Dans son article de Il Fatto Quotidiano du 2 août 2015, Marco Travaglio, le Directeur du journal, rappelle que le Financial Times a écrit
que « le vent qui poussait Renzi s’est déjà affaibli ». Deux choses le confirmeraient, d’une part les sondages, d’autre part son échec
relatif aux dernières élections régionales : il pensait gagner les 7 régions où l’on votait ; il est vrai qu’il a gagné la Campanie, mais avec
un candidat tête de liste considéré comme inéligible parce que inculpé de diverses fraudes, abus d’autorité, etc., mais il a perdu la Ligurie
et n’a pas repris la Vénétie, et le Mouvement 5 Étoiles a atteint 24% en Ligurie et 21% dans les Marches, partout ailleurs de 11% à 18%,
devenant donc la seconde ou la troisième force politique nationale. Les sondages de juillet lui donnent 26% des préférences, contre 35%
à Renzi, mais loin devant les autres partis de droite, la Lega Nord de Salvini, 14% et Forza Italia de Berlusconi, 12%. La perspective en
cas d’élections législatives pourrait donc être un duel au second tour entre le PD et M5S.
Renzi avait par ailleurs dans ses listes une dizaine de candidats « imprésentables » pour leur situation judiciaire : peu honorable lorsque
le Président de la République insiste sur les priorités du moment, la lutte contre la corruption et contre la fraude fiscale ! C’est ce qui avait
provoqué la polémique entre Renzi et Roberto Saviano, l’auteur de Gomorra, au moment des élections (Cf.
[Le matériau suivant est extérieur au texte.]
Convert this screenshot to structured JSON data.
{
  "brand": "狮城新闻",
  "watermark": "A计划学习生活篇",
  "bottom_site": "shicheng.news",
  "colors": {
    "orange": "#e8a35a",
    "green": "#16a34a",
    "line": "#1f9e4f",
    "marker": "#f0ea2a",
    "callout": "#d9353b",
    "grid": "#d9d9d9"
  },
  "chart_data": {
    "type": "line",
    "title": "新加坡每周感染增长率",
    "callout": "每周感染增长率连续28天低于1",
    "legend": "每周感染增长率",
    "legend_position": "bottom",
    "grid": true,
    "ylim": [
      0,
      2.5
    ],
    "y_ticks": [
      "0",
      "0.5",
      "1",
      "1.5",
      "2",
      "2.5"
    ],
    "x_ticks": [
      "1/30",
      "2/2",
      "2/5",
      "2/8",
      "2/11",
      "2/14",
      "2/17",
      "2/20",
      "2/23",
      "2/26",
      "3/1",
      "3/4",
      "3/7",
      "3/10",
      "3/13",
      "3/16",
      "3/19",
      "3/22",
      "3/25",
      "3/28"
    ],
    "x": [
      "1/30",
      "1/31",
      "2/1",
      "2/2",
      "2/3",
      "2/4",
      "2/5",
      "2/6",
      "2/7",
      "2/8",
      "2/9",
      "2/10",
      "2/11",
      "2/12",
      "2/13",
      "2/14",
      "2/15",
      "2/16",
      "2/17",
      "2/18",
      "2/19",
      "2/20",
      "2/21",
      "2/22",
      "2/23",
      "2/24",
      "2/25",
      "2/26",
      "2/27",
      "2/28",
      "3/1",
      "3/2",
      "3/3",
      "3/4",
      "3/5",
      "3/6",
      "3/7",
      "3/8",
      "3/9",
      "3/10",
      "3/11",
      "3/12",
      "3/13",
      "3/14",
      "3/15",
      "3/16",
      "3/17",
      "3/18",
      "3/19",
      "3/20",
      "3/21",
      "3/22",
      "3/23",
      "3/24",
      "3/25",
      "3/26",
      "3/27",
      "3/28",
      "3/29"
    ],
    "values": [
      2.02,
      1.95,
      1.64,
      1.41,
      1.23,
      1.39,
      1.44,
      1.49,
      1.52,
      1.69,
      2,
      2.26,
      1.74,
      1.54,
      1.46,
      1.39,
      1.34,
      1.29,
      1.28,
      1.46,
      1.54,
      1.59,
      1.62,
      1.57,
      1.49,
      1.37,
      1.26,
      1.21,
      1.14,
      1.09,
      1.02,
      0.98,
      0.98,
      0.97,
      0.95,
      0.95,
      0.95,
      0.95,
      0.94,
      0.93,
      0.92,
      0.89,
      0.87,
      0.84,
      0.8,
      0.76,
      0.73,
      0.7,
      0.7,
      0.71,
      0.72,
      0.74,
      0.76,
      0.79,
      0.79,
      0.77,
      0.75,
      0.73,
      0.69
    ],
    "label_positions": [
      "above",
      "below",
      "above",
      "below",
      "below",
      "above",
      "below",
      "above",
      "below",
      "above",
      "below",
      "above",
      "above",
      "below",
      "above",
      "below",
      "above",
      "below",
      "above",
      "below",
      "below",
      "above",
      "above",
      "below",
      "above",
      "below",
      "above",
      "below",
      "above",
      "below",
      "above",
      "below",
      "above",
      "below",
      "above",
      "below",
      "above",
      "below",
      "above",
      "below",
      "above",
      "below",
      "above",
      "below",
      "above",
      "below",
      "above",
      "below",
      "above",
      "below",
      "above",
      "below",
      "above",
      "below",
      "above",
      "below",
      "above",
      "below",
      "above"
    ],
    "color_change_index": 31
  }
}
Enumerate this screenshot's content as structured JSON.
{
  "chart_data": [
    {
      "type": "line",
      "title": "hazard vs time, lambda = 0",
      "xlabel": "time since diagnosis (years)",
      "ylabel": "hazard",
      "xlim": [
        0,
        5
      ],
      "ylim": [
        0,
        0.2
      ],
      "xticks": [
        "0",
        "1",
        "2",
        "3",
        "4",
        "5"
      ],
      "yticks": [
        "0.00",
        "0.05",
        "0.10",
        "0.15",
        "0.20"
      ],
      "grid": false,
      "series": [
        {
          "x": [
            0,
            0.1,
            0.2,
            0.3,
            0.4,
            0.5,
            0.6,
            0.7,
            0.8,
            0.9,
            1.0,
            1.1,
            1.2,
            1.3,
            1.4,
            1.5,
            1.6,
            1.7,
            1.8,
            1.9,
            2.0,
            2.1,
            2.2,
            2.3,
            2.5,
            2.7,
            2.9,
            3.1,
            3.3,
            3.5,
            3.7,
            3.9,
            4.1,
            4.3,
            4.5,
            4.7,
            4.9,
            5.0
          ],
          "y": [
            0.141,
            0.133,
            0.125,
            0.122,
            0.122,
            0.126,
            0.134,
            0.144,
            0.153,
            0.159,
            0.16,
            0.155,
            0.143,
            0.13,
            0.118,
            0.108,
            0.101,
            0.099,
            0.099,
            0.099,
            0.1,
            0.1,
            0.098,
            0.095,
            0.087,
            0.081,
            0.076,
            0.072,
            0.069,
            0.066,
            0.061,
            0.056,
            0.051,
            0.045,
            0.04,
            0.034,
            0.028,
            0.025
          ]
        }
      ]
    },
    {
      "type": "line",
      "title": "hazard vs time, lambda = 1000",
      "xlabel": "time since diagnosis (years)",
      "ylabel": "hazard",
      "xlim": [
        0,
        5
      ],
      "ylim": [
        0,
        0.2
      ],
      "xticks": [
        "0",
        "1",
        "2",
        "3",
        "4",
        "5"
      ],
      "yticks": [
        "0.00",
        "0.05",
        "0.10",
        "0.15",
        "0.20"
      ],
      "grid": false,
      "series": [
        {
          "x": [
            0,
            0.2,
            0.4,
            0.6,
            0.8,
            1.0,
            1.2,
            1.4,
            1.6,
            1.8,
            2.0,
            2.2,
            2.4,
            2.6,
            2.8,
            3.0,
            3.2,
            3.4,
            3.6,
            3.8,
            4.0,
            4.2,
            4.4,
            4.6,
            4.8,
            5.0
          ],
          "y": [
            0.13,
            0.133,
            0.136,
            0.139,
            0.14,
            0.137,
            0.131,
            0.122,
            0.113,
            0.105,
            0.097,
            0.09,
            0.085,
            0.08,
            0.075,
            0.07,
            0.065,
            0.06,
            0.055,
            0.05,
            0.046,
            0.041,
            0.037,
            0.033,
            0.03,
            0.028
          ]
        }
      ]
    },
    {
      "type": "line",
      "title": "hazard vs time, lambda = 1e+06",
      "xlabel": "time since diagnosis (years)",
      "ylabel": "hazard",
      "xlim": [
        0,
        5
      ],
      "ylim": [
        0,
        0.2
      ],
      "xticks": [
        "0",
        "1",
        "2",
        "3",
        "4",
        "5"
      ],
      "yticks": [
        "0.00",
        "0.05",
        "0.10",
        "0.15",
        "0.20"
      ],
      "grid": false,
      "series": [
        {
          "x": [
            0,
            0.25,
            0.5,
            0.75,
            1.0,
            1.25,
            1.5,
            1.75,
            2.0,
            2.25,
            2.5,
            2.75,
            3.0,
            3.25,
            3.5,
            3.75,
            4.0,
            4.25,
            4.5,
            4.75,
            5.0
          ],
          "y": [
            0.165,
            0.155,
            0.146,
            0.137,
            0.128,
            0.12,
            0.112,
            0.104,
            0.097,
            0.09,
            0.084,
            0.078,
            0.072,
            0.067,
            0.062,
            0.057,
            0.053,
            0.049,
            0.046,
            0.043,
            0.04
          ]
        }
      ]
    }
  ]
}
Il Fatto Quotidiano du 7 mai
2015) : loin de faire la politique nouvelle promise par Renzi, dit Saviano, la liste De Luca montre que le P.D. continue la tradition
méridionale, échanger une voix contre un droit, une faveur ; en cela il ne se différencie pas du centre-droit de Nicola Cosentino, lié à la
camorra. Il est vrai que Renzi n’a pratiquement rien dit ni fait contre la mafia depuis le début de son ministère, ce n’est nullement un point
prioritaire de son programme.
Cela indique la réalité de sa politique : réformer en limitant les droits des syndicats et des travailleurs, et prendre des décisions qui ne
mécontentent pas le patronat et la droite modérée avec laquelle il a signé une alliance dès le départ en formant un gouvernement avec le
Nouveau Centre Droit (NCD) d’Angelino Alfano, scission minoritaire du parti de Berlusconi.
Marco Travaglio rappelle à ce propos que, quand Renzi a voulu devenir Président du Conseil, son ami, l’entrepreneur Diego Della Valle,
lui avait conseillé d’attendre, de créer d’abord dans le P.D. une équipe de collaborateurs compétents et se former à la fonction de
Président du Conseil et bientôt pour six mois de Président de l’Europe. Mais Renzi était pressé, c’est un ambitieux qui veut tout tout de
suite, il veut affirmer son pouvoir et il a préféré éliminer Enrico Letta et devenir président immédiatement : « il a choisi de brûler les étapes
sans passer par les urnes, en portant au gouvernement une Armée Brancaleone (le chevalier incapable et déshérité du film de Mario
Monicelli de 1966) d’un très bas profil » (Travaglio) ; il a préféré casser le Parti Démocrate en trois morceaux, les fidèles de Renzi, les
partisans de Bersani ralliés par opportunisme, et une frange d’opposants partisans d’une véritable politique de gauche. On peut estimer
qu’il n’y a pas d’autre politique possible et que c’en est fini de toute perspective de changement anti-austérité ; mais les minoritaires se
battent pourtant en faveur d’une politique qui soit plus favorable à l’ensemble des « classes populaires » et des classes moyennes,
àl’image du parti de Tsipras en Grèce ou de Podemos en Espagne ; beaucoup hésitent aujourd’hui à choisir entre les deux, oubliant sans
doute ce que disaient Gramsci et Gobetti en 1921 : « Ce sera la révolution ou le fascisme ». Aujourd’hui aussi, en Italie comme en
France, une forme de fascisme risque bien d’être à nos portes.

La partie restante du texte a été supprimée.